突然の事故死は何の遺言も残りません。遺言はただ在りし日の父親の生き方のみです。しかし、こうした余りに見事な散り方に、ただただ父親の生き方を重ねて私は納得していました。「死に方」と「生き方」は同じ。「父親は事故でなくなったのではなく、本当に天寿を全うし、ニコニコしながら、元旦の初めの日にあの世へ旅立つことになっていた。そうだ、予定通り天に召されたのだ」と確信しました。「お前たちはそれ程に成長した。もう、私は必要ないはず。後は自分で考え行動し、やってゆきんさい。道は示した。心構えも判ったね。歩むのはあなたたちだ。いいね。後は任せたよ」という言葉が聞こえてきそうでした。

まだ、振り返れば父親と共に思い出が涙となってあふれます。自分のふがいなさに胸が痛みます。後悔と感謝が交じり合った涙。父親が亡くなった時の取って置きの涙が今日もこぼれます。重いでは涙と共に溶けて流れますが、決意は涙とともに固まります。父親の生き方を自分のものとして、これからを生きてゆきたいと願っています。母の元へ、きっと胸を張って帰っていった親父のように、私も胸を張って帰りたいから。そして、父のようにニコニコ笑いながら「やあ、ただいま」と言って両親と邂逅できる、自分になりたいと願っています。

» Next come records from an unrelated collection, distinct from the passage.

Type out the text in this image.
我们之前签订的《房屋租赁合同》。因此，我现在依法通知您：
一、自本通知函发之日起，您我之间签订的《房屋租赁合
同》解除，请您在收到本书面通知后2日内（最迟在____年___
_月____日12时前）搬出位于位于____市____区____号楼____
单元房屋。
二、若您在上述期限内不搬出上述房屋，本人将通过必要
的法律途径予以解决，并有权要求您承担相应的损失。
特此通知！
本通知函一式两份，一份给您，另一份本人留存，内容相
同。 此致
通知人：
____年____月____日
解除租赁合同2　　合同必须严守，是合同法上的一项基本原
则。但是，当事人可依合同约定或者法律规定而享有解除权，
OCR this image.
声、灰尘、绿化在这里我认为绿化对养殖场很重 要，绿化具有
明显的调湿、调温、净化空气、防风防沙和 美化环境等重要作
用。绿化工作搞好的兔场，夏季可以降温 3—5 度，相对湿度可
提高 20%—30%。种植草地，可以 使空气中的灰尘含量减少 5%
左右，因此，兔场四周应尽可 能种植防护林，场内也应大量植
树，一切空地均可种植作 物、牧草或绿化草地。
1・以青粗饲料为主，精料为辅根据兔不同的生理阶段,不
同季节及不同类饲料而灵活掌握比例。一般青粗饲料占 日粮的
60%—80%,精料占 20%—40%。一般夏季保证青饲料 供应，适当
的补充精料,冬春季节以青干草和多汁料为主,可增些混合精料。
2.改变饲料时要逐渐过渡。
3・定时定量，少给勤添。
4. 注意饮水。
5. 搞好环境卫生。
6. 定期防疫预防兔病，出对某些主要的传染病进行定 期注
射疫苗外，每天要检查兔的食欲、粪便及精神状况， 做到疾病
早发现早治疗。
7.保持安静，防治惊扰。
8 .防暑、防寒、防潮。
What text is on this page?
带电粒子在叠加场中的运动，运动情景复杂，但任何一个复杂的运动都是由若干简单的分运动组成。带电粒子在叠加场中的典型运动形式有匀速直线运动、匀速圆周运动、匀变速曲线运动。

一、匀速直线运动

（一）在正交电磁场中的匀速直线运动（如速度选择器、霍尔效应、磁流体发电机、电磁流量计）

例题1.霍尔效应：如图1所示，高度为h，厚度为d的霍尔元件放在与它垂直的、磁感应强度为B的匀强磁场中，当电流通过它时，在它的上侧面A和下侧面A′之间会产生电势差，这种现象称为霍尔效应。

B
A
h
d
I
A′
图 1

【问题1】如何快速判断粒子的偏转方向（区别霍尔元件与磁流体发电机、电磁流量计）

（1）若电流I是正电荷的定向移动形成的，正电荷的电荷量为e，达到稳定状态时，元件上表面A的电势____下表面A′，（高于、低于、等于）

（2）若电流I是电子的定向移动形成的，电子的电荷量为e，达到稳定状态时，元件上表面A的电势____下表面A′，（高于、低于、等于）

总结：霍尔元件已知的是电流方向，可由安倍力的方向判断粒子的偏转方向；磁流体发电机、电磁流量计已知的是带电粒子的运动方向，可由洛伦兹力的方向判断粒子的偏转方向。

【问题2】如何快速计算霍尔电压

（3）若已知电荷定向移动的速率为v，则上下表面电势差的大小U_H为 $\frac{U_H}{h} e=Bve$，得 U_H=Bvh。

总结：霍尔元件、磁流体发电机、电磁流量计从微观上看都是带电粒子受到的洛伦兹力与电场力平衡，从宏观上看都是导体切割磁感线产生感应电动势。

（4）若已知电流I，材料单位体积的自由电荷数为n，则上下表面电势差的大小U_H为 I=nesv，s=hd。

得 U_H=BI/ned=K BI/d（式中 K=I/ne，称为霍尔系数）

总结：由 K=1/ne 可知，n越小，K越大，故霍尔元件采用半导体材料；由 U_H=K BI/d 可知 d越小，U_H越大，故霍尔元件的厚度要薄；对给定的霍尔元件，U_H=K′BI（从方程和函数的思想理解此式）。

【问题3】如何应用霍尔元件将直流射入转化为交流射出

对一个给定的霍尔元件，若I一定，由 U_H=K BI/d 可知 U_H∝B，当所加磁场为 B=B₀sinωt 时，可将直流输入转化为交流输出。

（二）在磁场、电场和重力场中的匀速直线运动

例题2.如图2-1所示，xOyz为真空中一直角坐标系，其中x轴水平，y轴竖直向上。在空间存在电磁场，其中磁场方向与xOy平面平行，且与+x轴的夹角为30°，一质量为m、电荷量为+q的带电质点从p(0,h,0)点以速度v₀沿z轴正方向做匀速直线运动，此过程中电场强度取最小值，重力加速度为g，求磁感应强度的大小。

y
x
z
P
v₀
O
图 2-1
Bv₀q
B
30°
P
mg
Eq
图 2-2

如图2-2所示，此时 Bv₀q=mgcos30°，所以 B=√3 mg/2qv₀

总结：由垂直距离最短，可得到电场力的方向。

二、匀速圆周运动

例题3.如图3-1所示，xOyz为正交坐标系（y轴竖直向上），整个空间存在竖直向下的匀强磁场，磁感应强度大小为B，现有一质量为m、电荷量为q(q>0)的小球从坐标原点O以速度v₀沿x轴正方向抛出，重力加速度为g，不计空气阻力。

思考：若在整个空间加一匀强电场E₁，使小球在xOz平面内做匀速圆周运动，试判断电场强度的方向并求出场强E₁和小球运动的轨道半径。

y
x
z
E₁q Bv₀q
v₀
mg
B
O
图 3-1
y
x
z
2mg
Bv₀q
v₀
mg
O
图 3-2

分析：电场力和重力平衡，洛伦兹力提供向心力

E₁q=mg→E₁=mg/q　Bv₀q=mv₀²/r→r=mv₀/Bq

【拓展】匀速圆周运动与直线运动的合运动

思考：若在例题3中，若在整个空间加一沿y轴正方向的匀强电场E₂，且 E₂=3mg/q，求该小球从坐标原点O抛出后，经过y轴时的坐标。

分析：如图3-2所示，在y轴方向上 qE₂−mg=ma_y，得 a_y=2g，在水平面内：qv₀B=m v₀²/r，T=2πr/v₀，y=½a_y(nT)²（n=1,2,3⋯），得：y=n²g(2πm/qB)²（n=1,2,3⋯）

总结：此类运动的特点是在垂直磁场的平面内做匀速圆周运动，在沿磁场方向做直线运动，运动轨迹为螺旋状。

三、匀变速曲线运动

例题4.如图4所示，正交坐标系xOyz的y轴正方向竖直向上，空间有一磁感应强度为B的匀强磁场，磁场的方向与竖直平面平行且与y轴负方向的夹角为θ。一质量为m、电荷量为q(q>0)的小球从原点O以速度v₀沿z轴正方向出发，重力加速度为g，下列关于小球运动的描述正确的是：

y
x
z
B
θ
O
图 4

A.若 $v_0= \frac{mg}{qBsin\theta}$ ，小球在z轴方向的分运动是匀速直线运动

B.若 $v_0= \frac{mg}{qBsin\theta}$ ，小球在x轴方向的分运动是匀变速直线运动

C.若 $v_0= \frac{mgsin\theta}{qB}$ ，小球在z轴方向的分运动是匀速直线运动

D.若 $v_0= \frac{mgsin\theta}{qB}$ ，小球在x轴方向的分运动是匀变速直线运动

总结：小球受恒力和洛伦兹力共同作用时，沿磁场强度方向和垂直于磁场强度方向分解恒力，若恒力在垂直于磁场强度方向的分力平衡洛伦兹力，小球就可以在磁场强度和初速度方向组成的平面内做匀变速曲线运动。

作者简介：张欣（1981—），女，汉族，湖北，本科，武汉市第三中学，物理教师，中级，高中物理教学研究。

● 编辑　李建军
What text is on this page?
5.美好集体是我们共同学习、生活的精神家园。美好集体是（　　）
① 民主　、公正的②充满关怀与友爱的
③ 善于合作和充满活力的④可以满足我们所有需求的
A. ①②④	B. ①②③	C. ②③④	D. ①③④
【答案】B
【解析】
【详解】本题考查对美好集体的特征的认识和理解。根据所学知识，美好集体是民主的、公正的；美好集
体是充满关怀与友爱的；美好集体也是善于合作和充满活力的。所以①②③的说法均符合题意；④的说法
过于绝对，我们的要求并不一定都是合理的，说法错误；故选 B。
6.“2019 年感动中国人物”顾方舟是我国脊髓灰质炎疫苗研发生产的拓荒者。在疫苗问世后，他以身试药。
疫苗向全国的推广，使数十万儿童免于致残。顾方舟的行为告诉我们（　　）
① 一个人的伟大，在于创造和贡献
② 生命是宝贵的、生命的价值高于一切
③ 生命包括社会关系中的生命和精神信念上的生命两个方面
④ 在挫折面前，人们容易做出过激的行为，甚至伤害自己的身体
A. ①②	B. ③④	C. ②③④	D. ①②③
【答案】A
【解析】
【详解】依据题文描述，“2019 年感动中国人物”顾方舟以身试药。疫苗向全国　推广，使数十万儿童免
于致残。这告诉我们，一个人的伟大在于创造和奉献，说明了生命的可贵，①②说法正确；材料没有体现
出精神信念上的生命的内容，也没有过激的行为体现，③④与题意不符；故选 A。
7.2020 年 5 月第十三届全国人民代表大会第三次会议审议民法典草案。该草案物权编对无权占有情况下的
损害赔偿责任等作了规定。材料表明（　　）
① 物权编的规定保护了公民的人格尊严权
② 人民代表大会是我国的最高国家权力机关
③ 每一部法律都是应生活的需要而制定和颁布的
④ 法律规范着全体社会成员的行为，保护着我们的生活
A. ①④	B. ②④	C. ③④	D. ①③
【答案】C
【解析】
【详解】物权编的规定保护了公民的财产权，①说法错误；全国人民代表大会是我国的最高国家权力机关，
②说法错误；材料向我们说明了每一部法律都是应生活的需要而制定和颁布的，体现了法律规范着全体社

ここに、本当に心より尊敬し好きだった親父に深く感謝し、言い尽くせないほどの「ありがとう」を涙とともにお供えいたします。

来世も必ず、縁ある家族として生まれますように。
お父さん、ありがとう。

また、この書面を借りまして、親父にご縁のありました方々には心より感謝申し上げます。